HR 2316: Wetlands Conservation and Access Improvement Act of 2025
HR 2316 in plain English: This act extends through FY2033 a requirement that interest earned on excise taxes from firearms, ammunition, and archery equipment in the Federal Aid to Wildlife Restoration Fund be directed to wildlife conservation and restoration programs under the North American Wetlands Conservation Act. Without this extension, the requirement would have expired at the start of FY2026, and the funds would instead have been distributed to states for wildlife restoration, hunter education, and related purposes.
Stated purpose
To extend through fiscal year 2033 the requirement that interest earned on certain funds from excise taxes on firearms, ammunition, and archery equipment be directed to wildlife conservation and restoration programs under the North American Wetlands Conservation Act.
Key points
- Extends through FY2033 the requirement to use certain fund interest for wetlands and wildlife conservation programs
- Interest comes from excise taxes on firearms, ammunition, and archery equipment
- Without the extension, funds would revert to state distribution for wildlife restoration and hunter education
Arguments supporters make
- Wetlands are critical habitat for migratory birds and other wildlife, and continuing dedicated funding helps protect them before the money is redirected to other uses.
- The extension simply continues an existing, already-working program rather than creating new spending or taxes, making it a low-risk way to preserve conservation gains.
- Hunters and shooters who pay the excise taxes that generate this funding broadly support wetlands conservation, so directing the interest to wetlands programs aligns with the values of those who fund it.
Arguments opponents make
- States will be denied the interest revenue for an additional seven years, delaying funds that could have supported local wildlife restoration, hunter education, and safety programs determined by state priorities.
- Repeatedly extending this redirection of funds could effectively make a temporary measure permanent, bypassing the normal congressional review process for how wildlife restoration money is allocated.
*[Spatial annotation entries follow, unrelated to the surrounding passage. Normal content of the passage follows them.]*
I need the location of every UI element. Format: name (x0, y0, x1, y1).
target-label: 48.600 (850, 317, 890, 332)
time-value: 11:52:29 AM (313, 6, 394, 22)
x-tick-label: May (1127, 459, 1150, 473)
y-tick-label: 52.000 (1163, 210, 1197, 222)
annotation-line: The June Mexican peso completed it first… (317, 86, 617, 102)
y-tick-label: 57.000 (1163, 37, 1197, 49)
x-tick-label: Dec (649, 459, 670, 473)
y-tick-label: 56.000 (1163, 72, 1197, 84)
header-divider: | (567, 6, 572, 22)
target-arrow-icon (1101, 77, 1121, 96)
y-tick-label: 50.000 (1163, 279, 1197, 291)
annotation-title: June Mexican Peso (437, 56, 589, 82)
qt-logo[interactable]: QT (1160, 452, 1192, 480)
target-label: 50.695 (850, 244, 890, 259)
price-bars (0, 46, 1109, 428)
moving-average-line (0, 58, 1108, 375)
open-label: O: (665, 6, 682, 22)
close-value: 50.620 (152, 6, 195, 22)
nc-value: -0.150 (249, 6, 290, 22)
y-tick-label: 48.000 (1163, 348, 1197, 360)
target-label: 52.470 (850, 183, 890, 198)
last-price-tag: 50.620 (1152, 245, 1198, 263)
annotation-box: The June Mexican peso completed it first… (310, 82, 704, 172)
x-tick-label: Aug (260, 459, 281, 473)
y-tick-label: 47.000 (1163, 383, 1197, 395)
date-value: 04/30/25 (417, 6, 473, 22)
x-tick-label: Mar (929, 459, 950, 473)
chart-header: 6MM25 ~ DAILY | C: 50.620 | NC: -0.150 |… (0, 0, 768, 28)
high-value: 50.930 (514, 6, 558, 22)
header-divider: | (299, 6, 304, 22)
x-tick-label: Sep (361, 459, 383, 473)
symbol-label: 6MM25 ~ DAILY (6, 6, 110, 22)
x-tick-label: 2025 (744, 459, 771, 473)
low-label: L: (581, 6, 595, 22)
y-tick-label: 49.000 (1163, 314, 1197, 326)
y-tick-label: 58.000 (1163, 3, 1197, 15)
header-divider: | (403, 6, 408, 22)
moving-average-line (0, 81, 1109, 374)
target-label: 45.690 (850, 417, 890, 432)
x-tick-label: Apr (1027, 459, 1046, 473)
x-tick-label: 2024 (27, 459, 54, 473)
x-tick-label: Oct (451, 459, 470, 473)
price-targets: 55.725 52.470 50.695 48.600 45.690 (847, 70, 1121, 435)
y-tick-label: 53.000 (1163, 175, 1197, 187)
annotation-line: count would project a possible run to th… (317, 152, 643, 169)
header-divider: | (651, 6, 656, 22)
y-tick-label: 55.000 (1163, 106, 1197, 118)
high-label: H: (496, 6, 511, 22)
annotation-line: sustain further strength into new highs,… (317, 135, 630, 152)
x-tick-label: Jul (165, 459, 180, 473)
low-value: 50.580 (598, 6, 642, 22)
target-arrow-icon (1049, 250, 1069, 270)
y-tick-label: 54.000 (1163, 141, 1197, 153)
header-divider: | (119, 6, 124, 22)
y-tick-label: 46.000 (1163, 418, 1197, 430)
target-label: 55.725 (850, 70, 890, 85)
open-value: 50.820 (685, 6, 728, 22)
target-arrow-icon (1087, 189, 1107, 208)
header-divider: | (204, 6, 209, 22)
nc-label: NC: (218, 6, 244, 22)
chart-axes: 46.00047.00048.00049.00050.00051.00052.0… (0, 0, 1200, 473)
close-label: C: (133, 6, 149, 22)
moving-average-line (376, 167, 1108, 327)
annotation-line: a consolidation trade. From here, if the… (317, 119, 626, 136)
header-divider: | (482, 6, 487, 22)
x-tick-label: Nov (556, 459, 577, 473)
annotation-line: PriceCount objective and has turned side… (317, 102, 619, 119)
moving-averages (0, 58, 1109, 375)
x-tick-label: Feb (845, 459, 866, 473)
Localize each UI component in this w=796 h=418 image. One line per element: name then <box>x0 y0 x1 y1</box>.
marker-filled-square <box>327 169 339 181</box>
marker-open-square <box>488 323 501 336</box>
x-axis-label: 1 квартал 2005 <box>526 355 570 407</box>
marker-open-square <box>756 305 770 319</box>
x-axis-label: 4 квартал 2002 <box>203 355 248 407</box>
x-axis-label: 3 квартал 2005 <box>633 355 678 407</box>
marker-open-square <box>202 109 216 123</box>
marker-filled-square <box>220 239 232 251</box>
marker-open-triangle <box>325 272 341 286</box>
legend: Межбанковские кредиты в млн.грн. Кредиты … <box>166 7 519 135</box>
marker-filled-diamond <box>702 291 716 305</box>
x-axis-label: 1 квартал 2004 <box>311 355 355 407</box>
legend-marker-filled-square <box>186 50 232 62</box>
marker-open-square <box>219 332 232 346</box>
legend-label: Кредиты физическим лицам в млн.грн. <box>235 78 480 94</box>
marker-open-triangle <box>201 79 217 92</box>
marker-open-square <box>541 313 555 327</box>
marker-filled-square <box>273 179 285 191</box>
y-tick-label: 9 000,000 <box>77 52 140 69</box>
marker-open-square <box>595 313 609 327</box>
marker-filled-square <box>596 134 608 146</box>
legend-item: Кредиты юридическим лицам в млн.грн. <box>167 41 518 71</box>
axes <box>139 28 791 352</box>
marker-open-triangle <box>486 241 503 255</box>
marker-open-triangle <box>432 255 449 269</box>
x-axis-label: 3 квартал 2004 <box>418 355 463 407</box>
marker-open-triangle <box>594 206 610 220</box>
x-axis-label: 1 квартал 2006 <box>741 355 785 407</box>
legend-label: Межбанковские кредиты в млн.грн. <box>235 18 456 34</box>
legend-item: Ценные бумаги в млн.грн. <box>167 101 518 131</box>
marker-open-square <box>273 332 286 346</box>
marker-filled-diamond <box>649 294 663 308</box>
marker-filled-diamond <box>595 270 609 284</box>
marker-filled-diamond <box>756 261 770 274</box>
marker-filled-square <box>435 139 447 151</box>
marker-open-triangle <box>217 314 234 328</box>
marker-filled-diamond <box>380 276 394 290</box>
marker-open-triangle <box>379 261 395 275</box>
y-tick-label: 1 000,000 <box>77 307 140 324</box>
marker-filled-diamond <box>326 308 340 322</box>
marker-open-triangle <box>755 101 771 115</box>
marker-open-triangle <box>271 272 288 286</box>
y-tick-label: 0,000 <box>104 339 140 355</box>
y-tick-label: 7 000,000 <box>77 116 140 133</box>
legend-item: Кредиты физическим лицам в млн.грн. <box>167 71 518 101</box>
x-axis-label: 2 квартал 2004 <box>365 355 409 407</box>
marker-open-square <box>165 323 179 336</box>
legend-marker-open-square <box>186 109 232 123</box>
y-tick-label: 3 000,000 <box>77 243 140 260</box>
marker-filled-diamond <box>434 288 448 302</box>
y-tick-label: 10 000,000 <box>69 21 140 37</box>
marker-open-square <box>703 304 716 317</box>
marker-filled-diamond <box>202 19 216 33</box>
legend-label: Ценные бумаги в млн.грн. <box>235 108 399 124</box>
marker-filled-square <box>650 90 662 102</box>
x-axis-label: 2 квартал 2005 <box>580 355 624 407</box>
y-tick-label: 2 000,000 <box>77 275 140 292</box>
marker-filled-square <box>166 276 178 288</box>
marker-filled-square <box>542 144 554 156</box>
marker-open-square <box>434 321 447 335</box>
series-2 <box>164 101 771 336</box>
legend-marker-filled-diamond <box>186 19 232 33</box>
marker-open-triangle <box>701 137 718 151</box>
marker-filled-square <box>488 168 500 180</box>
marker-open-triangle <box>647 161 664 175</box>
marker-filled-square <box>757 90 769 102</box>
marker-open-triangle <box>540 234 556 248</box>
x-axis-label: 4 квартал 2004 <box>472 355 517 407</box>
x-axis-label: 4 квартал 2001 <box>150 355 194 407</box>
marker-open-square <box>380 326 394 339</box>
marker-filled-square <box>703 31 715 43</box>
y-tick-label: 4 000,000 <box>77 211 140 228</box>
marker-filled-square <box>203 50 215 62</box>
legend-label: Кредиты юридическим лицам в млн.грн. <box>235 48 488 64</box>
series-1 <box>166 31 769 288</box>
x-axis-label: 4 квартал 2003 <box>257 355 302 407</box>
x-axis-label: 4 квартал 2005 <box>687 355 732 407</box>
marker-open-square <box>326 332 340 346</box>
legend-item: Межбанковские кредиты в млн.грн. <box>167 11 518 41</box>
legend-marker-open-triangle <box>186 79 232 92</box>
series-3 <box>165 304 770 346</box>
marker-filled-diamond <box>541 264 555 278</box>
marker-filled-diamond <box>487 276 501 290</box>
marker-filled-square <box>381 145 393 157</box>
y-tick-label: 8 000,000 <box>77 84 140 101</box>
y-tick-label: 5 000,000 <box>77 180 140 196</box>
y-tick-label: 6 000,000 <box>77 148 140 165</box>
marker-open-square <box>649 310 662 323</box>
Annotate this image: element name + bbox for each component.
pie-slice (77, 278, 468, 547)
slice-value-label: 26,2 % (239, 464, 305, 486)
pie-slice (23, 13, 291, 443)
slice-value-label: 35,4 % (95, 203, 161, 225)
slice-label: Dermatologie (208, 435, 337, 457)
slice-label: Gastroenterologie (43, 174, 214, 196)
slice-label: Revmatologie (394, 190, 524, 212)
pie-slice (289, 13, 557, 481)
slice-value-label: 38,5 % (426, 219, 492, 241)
- State agencies may face budget pressures for hunter education and multistate conservation grants in the meantime, since those programs would have received these funds under the standard distribution formula.
Tradeoffs
Directing interest funds to wetlands conservation through FY2033 means states receive less flexibility and fewer dollars for their own wildlife and hunter education programs during that period; the tension is between a focused federal conservation priority and the broader set of state-level programs that would otherwise share in the funding.
Current status in Congress: Became law.